What to Try Once You've Hit It
Hitting the draw wall doesn't mean you're done with tic tac toe. It just means it's time for a bigger challenge. A few options:
- Move up to Ultimate tic tac toe, a grid of nine small boards where your move sends your opponent to a specific board next.
- Try misère rules, where the goal flips and the first player to get three in a row actually loses.
- Or move on to Connect Four, which is exactly why we're comparing the two games here.
Why Connect Four Stays Sharp
The Center Column Secret
Connect Four doesn't run out the same way tic tac toe does. The first player wins with perfect play, and the winning method is simple to state: drop into the center column first. But knowing that opening move isn't the same as being able to play out the other 41 moves without a mistake. Almost nobody can calculate the full perfect line by hand.
Threats Stack in Every Direction
The board is too big, and the threats stack in too many directions at once. Horizontal, vertical, and two kinds of diagonal all layer on top of each other, because of gravity.
Tic tac toe's small size makes it memorizable. Connect Four's 4.5 trillion positions make memorizing the whole game basically impossible for a person, even though a computer solved it decades ago.
What Actually Tests You While You Play
Tic Tac Toe: Spot the Fork
In tic tac toe, the entire skill is spotting a fork: one move that threatens two wins at once, so your opponent can only block one of them. We wrote a whole guide to forks because it's really the only trick that matters. Learn it, and you'll rarely lose to someone who hasn't.
Connect Four: Think Several Moves Ahead
Connect Four asks for something harder. You have to track threats that won't matter for several more moves. Why the delay? A piece has to stack on top of others before it becomes dangerous.

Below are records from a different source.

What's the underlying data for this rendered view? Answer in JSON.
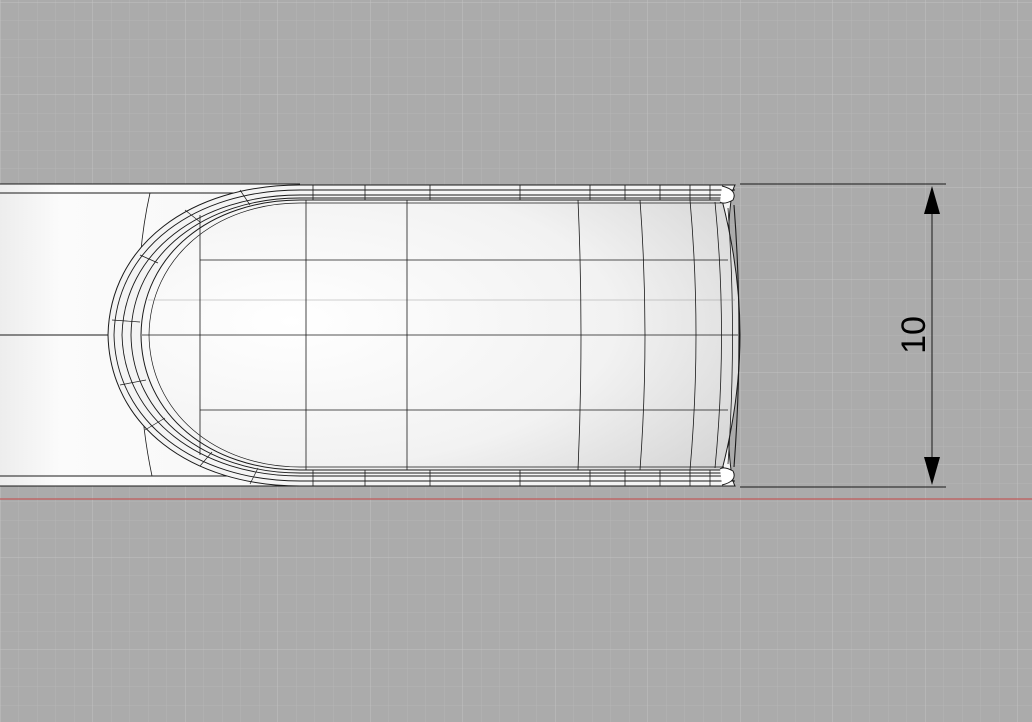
{
  "viewport": {
    "colors": {
      "background": "#ababab",
      "grid_minor": "#b6b6b6",
      "grid_major": "#c2c2c2",
      "x_axis": "#c05a5a",
      "model_fill": "#f3f3f3",
      "wireframe": "#1a1a1a"
    }
  },
  "dimension": {
    "value": "10",
    "icon_top": "arrow-up",
    "icon_bottom": "arrow-down"
  }
}
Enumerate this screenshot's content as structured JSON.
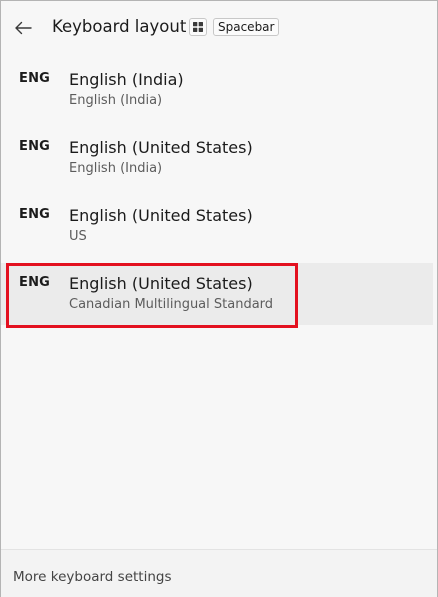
{
  "header": {
    "back_icon": "back-arrow-icon",
    "title": "Keyboard layout",
    "windows_key_icon": "windows-logo-icon",
    "spacebar_label": "Spacebar"
  },
  "layouts": [
    {
      "code": "ENG",
      "name": "English (India)",
      "detail": "English (India)",
      "selected": false
    },
    {
      "code": "ENG",
      "name": "English (United States)",
      "detail": "English (India)",
      "selected": false
    },
    {
      "code": "ENG",
      "name": "English (United States)",
      "detail": "US",
      "selected": false
    },
    {
      "code": "ENG",
      "name": "English (United States)",
      "detail": "Canadian Multilingual Standard",
      "selected": true
    }
  ],
  "footer": {
    "link_label": "More keyboard settings"
  },
  "colors": {
    "highlight": "#e3101f",
    "selected_bg": "#ebebeb",
    "panel_bg": "#f7f7f7"
  }
}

Players talk about "odd" and "even" threats: traps that only trigger depending on which row eventually gets filled. That kind of delayed thinking doesn't really exist in tic tac toe at all.
So Which One Wins the Harder Argument
It Depends What You Mean by "Harder"
Here's the honest answer: it depends what you're asking.
- If harder means harder to calculate perfectly, Connect Four wins by a mile. Nobody is holding 4.5 trillion positions in their head.
- If harder means harder to keep enjoying once you're good at it, tic tac toe wins instead. Perfect play makes every game a draw, and draws get old fast.
Play Both
The fair move is to play both. Get sharp at tic tac toe with our strategy guide first. The fork trick you learn there will make you a better Connect Four player too. Spotting a double threat is a double threat, no matter which board it's sitting on.